On October 22, he was taken to join some 650 or so other prisoners on the prison hulk Dolphin at Chatham. He spent six months incarcerated before beginning his long journey with 191 other convicts on board the convict ship William Miles, bound for Van Dieman’s Land. It left Downs, Ireland on March 24, 1828. The journey lasted 127 days with the ship arriving, seven convicts lighter, in Hobart on 29 July, 1828.
Edward did not have a happy time of it and is mentioned repeatedly in convict records from the island. Amongst them:
OFFENCE – 17 February 1831: Idleness & general bad conduct
Sentence: Ch Gang 6 Mos & retd to PW
OFFENCE – 7 January 1832: Neglect of duty & insolence
Sentence: 50 lashes & retd to his party
OFFENCE – 5 March 1835: Gross misconduct in having thrown an Axe at One of his Masters Bullocks by which it received a severe cut on its hind leg
Sentence: 50 Lashes and to be retd Grass Tree Hill Rd Party
OFFENCE – 20 September 1837: Disordy conduct in Striking his Master on Sunday
Sentence: 48 hours soly impt on B&W
(With thanks to http://www.founders-storylines.com)
Edward was still serving – though nearing the end of – his sentence, when in March 1841, he received 10 days’ hard labour for misconduct.
He eventually obtained his certificate of freedom on September 13, 1841 – fourteen years almost to the ill-fated day, that he received his sentence for stealing a watch.
Despite his troubles with the authorities, Edward remained in Australia, eventually settling in Newmarket, near Carisbrook, Victoria.
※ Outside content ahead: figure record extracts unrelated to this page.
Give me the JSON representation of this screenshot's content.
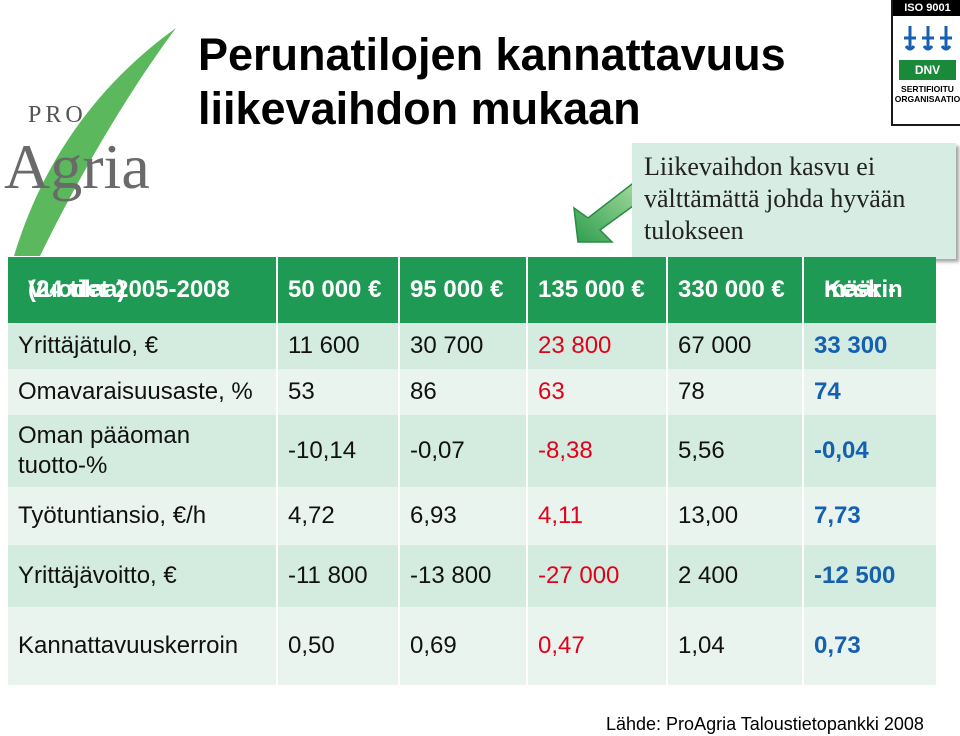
{
  "logo": {
    "line1": "PRO",
    "line2": "Agria"
  },
  "title": {
    "line1": "Perunatilojen kannattavuus",
    "line2": "liikevaihdon mukaan"
  },
  "certification": {
    "top": "ISO 9001",
    "brand": "DNV",
    "line1": "SERTIFIOITU",
    "line2": "ORGANISAATIO"
  },
  "callout": {
    "line1": "Liikevaihdon kasvu ei",
    "line2": "välttämättä johda hyvään",
    "line3": "tulokseen"
  },
  "table": {
    "header": {
      "label_line1": "Vuodet 2005-2008",
      "label_line2": "(24 tilaa)",
      "cols": [
        "50 000 €",
        "95 000 €",
        "135 000 €",
        "330 000 €"
      ],
      "avg_line1": "Keski-",
      "avg_line2": "määrin"
    },
    "rows": [
      {
        "label": "Yrittäjätulo, €",
        "values": [
          "11 600",
          "30 700",
          "23 800",
          "67 000",
          "33 300"
        ]
      },
      {
        "label": "Omavaraisuusaste, %",
        "values": [
          "53",
          "86",
          "63",
          "78",
          "74"
        ]
      },
      {
        "label": "Oman pääoman tuotto-%",
        "values": [
          "-10,14",
          "-0,07",
          "-8,38",
          "5,56",
          "-0,04"
        ]
      },
      {
        "label": "Työtuntiansio, €/h",
        "values": [
          "4,72",
          "6,93",
          "4,11",
          "13,00",
          "7,73"
        ]
      },
      {
        "label": "Yrittäjävoitto, €",
        "values": [
          "-11 800",
          "-13 800",
          "-27 000",
          "2 400",
          "-12 500"
        ]
      },
      {
        "label": "Kannattavuuskerroin",
        "values": [
          "0,50",
          "0,69",
          "0,47",
          "1,04",
          "0,73"
        ]
      }
    ]
  },
  "source": "Lähde: ProAgria Taloustietopankki 2008",
  "colors": {
    "header_green": "#1f9a55",
    "row_light": "#d4ebe0",
    "row_lighter": "#e9f4ee",
    "highlight_red": "#e4001b",
    "average_blue": "#1560b0",
    "callout_bg": "#d7ece3",
    "logo_green": "#5cb85c"
  }
}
He was listed a householder there in 1857.
* Not strictly true as the previous year, Edward spent three months in a house of correction for stealing, on the 28th of January, 8lbs. weight of linen rags, value 2s., and 1 piece of carpet, value 6d. from Ann Hyde , widow .
(Altogether, 73,000 men women and children were transported to Van Diemen’s Land.)